Essen und lokale Produkte
In Kodaikanal gibt es Restaurants mit südindischer Küche (Tamil-Gerichte) sowie Cafés und Bäckereien. Die Region ist bekannt für frisches Obst und Gemüse, selbstgemachte Schokolade, hausgemachte Marmeladen und lokale Honigprodukte. Auf Märkten finden sich auch Souvenirs wie Handarbeiten und lokale Kräuterprodukte.
Tipps für Besucher
- Packen Sie warme Kleidung für Abende und Nächte ein, auch im Sommer.
- Regenschutz ist in den Monsunmonaten wichtig; gute Schuhe für Wanderungen und nasse Wege.
- Rücksicht auf Natur und Kultur: keinen Müll wegwerfen, Pflanzen und Tiere nicht stören.
- Informationen zu Öffnungszeiten und Eintrittspreisen der Sehenswürdigkeiten vorher prüfen; einige Bereiche (z. B. Berijam Lake) benötigen Genehmigungen.

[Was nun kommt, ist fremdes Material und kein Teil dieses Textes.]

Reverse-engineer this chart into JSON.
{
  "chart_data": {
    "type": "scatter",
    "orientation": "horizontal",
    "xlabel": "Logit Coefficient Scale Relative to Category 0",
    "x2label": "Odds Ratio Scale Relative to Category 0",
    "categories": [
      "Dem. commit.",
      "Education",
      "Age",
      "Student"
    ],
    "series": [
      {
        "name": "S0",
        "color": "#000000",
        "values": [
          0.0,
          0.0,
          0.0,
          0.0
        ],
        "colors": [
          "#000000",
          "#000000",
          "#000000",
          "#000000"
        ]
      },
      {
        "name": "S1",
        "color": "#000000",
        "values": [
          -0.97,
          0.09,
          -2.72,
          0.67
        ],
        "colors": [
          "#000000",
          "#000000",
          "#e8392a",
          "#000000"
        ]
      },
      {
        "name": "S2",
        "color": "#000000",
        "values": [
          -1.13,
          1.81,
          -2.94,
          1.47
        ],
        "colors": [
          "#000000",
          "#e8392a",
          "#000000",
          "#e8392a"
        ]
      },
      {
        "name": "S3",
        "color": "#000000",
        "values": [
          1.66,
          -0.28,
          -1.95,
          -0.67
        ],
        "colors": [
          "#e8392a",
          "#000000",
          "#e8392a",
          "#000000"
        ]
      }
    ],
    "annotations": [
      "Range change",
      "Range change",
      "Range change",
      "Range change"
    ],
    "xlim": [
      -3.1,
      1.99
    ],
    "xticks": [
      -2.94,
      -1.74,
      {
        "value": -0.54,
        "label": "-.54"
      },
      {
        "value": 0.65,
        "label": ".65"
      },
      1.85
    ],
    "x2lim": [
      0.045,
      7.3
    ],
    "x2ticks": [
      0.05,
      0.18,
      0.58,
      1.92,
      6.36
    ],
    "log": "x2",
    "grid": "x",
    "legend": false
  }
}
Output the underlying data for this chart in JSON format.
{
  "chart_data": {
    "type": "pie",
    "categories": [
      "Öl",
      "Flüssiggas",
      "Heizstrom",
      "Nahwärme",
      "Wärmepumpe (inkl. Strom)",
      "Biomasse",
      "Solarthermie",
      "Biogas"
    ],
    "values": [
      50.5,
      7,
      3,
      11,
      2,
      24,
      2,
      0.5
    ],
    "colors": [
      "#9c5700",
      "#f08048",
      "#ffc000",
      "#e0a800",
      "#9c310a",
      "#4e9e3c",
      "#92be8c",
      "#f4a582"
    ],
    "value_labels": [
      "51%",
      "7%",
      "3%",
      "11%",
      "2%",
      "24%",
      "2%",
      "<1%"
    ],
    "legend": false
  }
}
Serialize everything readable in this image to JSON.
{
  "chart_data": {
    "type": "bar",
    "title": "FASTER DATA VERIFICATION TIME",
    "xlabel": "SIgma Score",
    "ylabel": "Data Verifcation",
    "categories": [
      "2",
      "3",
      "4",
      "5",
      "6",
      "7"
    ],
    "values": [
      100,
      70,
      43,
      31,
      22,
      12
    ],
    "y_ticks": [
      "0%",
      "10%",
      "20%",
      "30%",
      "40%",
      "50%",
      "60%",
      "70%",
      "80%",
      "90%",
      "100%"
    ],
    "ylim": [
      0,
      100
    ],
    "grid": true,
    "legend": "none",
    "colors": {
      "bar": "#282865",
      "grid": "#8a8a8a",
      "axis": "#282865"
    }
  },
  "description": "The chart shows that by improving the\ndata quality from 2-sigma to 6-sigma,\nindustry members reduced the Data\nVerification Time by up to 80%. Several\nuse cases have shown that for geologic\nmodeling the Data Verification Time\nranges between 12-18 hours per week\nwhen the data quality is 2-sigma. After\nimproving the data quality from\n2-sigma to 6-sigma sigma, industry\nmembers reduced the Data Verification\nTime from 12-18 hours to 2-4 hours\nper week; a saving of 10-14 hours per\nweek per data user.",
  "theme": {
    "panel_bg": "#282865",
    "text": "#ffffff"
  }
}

- Mobilfunk- und Internetempfang kann in abgelegenen Gebieten eingeschränkt sein.
Umwelt und Schutz
Kodaikanal zählt zu ökologisch sensiblen Hochlandgebieten. Herausforderungen sind wachsende touristische Infrastruktur, Abfallmanagement, Wasserqualität und gelegentliche Erosions- oder Hangrutschungen nach starken Regenfällen. Es gibt lokale Initiativen und Schutzmaßnahmen, die auf nachhaltigen Tourismus und Wiederaufforstung abzielen; Besucher können durch umsichtiges Verhalten zur Erhaltung der Landschaft beitragen.
Fazit
Kodaikanal ist ein vielseitiges Ziel für Naturliebhaber, Ruhesuchende und Aktivurlauber. Mit seinem milden Klima, den Seen, Aussichtspunkten und Wanderwegen bietet es eine willkommene Abwechslung zum heißen Tiefland. Gute Planung (Anreise, Wetter, Genehmigungen) macht den Besuch entspannter und nachhaltiger.